Google has announced the beta of Memorystore for Memcached, which is a new service providing a fully managed in-memory datastore that is compatible with the open-source Memcached protocol. It will join Redis in the Memorystore family that was first launched in 2018.
Gopal Ashok, Google’s product manager for Memorystore, noted in an announcement that Redis continues to remain a popular choice for use cases such as threat detection, API rate limiting, session stores, gaming leaderboards, and stream analytics, while Memcached is usually used as a caching layer for databases and as a session store by developers. With this new service, developers can now scale their clusters up to 5TB of memory per instance.

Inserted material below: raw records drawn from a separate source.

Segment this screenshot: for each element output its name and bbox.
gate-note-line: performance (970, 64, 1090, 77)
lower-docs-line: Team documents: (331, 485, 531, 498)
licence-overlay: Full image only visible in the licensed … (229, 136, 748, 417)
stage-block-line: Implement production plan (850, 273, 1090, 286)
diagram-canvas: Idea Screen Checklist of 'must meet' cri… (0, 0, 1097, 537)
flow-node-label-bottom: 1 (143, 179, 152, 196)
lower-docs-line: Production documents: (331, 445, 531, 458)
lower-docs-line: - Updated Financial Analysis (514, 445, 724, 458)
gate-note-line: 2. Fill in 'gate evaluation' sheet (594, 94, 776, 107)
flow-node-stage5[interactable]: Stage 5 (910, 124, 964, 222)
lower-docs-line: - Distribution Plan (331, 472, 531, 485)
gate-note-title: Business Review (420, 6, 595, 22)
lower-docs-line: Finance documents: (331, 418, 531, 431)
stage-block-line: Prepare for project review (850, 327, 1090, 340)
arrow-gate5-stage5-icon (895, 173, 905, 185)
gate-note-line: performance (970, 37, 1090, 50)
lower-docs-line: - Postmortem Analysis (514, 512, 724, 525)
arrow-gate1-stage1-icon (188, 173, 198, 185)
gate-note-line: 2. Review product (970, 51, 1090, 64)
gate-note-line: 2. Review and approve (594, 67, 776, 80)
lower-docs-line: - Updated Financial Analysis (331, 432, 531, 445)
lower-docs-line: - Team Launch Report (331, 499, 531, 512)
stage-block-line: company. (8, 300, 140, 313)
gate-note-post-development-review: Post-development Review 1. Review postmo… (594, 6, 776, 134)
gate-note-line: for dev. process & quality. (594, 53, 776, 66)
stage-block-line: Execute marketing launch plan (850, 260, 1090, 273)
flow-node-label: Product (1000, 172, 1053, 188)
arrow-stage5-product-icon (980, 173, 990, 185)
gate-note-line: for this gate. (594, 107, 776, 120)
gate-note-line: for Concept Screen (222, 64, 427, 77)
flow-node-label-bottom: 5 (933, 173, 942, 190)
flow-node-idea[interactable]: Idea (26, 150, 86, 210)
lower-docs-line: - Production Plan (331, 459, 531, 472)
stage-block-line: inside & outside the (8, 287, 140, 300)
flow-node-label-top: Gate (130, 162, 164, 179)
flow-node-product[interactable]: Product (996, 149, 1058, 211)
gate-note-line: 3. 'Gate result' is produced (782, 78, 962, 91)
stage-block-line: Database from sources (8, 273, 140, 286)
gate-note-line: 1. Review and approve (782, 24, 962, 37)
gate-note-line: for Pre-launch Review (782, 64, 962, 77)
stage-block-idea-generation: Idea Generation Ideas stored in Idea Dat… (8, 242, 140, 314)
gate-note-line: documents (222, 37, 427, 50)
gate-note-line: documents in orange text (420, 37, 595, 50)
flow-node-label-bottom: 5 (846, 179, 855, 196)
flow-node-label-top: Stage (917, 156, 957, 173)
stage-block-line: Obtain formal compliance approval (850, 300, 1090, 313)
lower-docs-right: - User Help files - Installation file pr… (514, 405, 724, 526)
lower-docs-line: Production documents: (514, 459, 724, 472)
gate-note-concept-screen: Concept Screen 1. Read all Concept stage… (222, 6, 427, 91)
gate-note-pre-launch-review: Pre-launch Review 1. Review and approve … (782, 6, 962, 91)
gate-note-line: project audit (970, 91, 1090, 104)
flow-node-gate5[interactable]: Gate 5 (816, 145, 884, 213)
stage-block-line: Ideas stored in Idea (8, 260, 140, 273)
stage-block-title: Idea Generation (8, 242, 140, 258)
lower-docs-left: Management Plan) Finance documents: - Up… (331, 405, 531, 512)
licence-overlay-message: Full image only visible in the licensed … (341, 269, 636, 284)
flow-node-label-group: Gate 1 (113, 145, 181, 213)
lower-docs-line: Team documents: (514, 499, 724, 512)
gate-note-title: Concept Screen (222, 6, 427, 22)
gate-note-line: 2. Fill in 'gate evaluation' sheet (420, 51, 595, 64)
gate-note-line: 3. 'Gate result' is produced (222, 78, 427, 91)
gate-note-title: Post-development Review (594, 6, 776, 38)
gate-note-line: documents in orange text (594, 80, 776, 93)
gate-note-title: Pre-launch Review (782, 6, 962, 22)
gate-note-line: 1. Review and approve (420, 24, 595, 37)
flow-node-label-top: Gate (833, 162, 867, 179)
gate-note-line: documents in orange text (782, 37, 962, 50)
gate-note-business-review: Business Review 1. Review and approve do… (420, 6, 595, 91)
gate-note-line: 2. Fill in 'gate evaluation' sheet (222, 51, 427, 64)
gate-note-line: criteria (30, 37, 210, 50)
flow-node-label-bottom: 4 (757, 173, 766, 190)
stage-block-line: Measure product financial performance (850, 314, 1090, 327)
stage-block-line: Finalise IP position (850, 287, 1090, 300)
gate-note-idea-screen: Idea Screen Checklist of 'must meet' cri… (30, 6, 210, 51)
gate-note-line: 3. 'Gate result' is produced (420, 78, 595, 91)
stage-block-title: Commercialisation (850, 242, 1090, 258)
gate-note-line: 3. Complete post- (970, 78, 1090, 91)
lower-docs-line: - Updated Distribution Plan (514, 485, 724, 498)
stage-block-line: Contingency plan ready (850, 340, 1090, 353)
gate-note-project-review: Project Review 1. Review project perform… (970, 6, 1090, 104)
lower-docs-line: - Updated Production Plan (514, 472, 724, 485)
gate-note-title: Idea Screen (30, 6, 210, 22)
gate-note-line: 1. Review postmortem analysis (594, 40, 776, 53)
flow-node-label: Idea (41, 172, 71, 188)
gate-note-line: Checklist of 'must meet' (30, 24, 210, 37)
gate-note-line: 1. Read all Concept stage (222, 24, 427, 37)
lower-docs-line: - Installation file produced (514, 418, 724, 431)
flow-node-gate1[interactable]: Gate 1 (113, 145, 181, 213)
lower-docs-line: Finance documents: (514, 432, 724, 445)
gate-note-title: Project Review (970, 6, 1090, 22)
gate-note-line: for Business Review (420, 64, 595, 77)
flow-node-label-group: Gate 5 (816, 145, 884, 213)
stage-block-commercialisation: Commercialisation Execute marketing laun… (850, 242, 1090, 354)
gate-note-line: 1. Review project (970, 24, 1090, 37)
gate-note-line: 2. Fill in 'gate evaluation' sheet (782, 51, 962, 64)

Developers would be able to take any of their apps that makes use of the protocol and can then migrate them over to Google Cloud and its Memorystore platform as the service is fully compatible with Memcached.
Identifying the right size of a cache remains an intriguing and complicated task but it is argued by Google Cloud that developers would be guided by its detailed metrics to easily scale their instances up and down as required with the purpose of optimizing the service for their specific use cases. The company noted that those metrics are exposed in Cloud Monitoring, Google Cloud’s centralized monitoring dashboard, and the Cloud Console.
Google, as a fully managed service, will be handling all of the routine tasks such as patching and monitoring. Memorystore for Memcached presently can be used for apps that run on Compute Engine, App Engine Standard, Google Kubernetes Engine (GKE), App Engine Flex, and Cloud Functions.
Similar services are offered by startups like MemCachier and even Amazon with ElastiCache for Memcached. Redis Labs is also offering a fully managed Memcached service that can run on AWS, Azure and Google Cloud.